The Nest thermostat saves you money because of its "intelligence" It learns how long it needs to get from its present temperature to the required temperature, it monitors this continually. The need for WiFi is so it can get weather data for your postcode/zip code which helps with it's decision making.

Due to this knowledge it will be able to either come on early or later due to weather conditions.

As it knows how long to change temperature it can also switch off early because it knows that there is enough heat already in the system to raise the temperature up to the desired setting.

A normal room stat set at 22°C or 70°F will switch off at 22/70 but temperature can rise another 1, 2 or 3 degrees c/8f, that's a fair amount of energy saved.
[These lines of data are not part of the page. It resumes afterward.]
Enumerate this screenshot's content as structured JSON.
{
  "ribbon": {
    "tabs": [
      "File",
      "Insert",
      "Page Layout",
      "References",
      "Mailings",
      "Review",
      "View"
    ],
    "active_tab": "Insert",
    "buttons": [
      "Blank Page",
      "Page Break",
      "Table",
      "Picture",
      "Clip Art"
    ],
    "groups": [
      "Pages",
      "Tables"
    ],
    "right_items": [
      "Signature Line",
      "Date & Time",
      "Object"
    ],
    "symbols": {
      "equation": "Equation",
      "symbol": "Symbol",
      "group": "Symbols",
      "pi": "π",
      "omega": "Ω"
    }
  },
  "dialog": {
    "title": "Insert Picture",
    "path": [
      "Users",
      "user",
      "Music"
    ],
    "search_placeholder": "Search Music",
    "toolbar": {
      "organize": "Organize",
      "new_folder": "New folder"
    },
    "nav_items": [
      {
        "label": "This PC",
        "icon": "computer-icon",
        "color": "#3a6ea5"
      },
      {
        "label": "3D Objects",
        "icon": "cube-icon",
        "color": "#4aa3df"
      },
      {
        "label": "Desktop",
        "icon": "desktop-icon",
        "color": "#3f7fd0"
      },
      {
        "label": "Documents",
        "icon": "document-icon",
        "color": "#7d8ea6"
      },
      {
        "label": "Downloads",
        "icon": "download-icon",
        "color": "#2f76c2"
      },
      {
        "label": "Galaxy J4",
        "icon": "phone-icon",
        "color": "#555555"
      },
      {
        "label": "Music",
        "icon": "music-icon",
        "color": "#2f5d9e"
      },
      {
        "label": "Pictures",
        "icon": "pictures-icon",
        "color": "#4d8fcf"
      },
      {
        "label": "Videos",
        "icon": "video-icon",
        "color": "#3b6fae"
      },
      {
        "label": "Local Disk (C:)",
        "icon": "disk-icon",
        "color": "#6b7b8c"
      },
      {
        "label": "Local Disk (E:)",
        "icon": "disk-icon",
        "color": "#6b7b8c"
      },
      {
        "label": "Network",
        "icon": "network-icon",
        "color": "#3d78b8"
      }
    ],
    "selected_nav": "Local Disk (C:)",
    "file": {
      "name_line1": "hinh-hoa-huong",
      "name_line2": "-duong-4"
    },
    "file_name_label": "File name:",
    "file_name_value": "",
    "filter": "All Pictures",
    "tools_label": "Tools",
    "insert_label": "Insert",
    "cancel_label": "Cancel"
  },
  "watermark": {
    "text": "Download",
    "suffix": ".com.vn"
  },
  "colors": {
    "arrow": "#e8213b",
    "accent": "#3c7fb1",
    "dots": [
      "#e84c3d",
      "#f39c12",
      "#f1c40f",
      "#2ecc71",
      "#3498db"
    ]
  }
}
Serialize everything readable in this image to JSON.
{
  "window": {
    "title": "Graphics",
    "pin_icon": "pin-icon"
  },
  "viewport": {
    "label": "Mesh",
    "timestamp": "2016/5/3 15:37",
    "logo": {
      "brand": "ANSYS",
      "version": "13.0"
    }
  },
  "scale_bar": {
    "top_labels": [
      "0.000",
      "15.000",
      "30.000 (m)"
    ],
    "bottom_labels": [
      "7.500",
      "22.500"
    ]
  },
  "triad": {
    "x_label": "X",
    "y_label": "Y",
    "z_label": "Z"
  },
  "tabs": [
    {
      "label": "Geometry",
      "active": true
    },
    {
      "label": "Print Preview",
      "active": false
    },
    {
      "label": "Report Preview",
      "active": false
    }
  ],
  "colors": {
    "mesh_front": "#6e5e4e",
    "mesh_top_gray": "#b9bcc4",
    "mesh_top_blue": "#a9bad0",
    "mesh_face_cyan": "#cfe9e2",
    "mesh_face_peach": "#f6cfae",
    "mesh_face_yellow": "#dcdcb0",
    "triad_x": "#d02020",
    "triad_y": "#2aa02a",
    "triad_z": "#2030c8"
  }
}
You can set a minimum temperature for away mode and you can set another minimum temperature for when it's off i.e. 18c in away and 9c when off (frost protection etc)

Nest will learn your routine to some extent by the changes you make to the settings.

I installed one early November and we can see the difference now in comfort and costs. We have turned it down from 24c to 22c at peak times and it settles at 20.5 for most of the evening when my wife is watching TV

Just one other thing, you don't need wifi to use it, wifi is there for remote control and weather data and the wireless connection is just to control the system by the thermostat. You can override if you want by pressing the front of the heat link if you're having problems.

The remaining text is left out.